Le Ramban au début de notre Paracha explique que tous les miracles habituels de la nature que nous ne remarquons pas, Hachem les réalise avec Son Nom El Shakaï. Mais les miracles visibles de tous qui défient les lois de la nature, eux sont accomplis avec le tétragramme Hachem.

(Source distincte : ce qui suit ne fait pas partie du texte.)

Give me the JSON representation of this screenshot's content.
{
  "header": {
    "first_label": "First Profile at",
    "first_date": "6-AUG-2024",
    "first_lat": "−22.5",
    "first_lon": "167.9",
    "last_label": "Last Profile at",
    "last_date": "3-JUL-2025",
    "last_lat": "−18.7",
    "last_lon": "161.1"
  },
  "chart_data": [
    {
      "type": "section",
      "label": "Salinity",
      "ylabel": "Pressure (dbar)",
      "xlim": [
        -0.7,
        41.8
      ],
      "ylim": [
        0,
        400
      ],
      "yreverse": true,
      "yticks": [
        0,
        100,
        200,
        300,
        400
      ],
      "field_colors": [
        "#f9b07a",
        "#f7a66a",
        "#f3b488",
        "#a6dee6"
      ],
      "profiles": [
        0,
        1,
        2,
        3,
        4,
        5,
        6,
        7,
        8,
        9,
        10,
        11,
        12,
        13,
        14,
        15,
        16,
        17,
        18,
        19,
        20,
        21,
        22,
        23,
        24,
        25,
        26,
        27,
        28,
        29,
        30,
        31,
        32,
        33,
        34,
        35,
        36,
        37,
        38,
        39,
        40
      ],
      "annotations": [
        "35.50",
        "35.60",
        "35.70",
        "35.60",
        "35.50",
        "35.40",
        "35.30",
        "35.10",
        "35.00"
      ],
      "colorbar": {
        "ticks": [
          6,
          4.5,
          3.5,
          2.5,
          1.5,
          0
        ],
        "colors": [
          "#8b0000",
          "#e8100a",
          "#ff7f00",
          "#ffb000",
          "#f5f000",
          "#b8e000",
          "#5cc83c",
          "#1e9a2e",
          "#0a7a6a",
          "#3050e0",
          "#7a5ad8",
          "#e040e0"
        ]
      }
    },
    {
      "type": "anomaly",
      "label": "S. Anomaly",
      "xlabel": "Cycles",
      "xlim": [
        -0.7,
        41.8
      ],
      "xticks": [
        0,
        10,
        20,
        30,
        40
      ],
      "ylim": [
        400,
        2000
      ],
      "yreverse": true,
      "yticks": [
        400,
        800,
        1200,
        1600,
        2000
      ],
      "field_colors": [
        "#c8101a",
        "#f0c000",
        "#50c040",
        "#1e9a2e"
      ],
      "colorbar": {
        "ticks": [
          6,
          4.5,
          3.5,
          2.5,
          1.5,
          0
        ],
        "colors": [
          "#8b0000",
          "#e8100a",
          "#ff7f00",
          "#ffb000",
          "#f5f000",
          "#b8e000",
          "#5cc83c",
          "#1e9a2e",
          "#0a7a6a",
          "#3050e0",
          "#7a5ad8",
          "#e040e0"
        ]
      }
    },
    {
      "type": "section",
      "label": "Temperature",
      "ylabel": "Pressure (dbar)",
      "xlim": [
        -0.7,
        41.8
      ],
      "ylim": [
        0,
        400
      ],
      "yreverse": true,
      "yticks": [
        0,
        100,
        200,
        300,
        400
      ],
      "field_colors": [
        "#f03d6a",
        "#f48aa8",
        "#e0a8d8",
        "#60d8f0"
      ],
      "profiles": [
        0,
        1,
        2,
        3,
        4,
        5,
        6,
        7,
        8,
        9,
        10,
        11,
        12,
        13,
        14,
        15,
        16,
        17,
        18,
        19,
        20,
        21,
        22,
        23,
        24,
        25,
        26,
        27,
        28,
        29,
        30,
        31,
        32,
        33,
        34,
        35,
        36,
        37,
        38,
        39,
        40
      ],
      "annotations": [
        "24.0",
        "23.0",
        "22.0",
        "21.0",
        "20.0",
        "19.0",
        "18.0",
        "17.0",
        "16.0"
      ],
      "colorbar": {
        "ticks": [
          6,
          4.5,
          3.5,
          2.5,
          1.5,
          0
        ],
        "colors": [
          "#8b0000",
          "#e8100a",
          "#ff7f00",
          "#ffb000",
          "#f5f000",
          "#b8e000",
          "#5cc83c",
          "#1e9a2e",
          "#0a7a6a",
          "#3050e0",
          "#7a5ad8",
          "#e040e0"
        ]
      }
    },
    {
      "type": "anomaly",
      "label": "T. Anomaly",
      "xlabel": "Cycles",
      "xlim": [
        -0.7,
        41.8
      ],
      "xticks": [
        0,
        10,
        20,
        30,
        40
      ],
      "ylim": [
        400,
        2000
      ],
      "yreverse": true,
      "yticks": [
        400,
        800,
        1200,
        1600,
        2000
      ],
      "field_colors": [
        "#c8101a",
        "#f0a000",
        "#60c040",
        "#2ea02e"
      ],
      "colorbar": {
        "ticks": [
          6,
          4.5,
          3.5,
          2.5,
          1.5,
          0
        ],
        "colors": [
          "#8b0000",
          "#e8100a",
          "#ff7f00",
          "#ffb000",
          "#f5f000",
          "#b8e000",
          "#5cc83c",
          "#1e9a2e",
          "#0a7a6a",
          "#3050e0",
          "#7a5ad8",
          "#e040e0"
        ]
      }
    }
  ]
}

Maintenant nous comprenons la réponse divine à Moché : « Les Patriarches ne Me connaissaient que sous l’attribut El Shakaï (Dieu tout puissant) », c’est-à-dire : « Avec eux Je n’accomplissais que des miracles cachés et ils ne se sont jamais plaints. » Mais avec toi c’est différent : « Dis aux Béné Israël Je suis Hachem, Je vous ferai sortir … » (Chémot 6 ; 6) Il utilise le tétragramme afin de leur annoncer qu’Il les délivrera en accomplissant des miracles exceptionnels visibles par tous. Des miracles qui se joueront des lois naturelles. Les Makot, la traversée de la mer Rouge, tous les miracles de la sortie d’Egypte sont en marche.
Le reproche est donc clair, les Avot n’avaient pas une perception d’Hachem sans aucun filtre, et pourtant ils L’ont suivi sans rechigner. Ils n’ont émis aucune réserve dans la confiance qu’ils avaient en Hachem. Moché, quant à lui, avait un niveau de prophétie bien supérieur aux Patriarches. Il a eu une vision d’Hachem la plus claire qui soit. Aucun être humain n’a eu et n’aura une perception aussi claire, sans aucun filtre.
C’est comme si on regarde à travers une vitre, plus la vitre est sale et moins on voit ce qu’il y a derrière. On dit que pour Moché la vitre était excessivement propre, il y avait une vitre mais elle était tellement propre qu’on aurait pu croire qu’il n’y en avait pas. Sa perception de Dieu était donc à son maximum pour un homme. Sa confiance en Hachem aurait donc dû être plus grande que les Avot pour qui la vitre était plus « sale ». Il aurait dû avoir une foi parfaite et transmettre cette croyance aux Béné Israël afin qu’ils croient à la délivrance de l’Egypte sans déclencher le tétragramme. Mais comme il a demandé : « Quand les Béné Israël me demanderont quel est Son nom, que leur dirai-je ? », quelque part il a obligé Dieu à lui dévoiler son autre nom et à lui promettre qu’Il l’utiliserait pour la sortie d’Egypte afin de déclencher des miracles exceptionnels.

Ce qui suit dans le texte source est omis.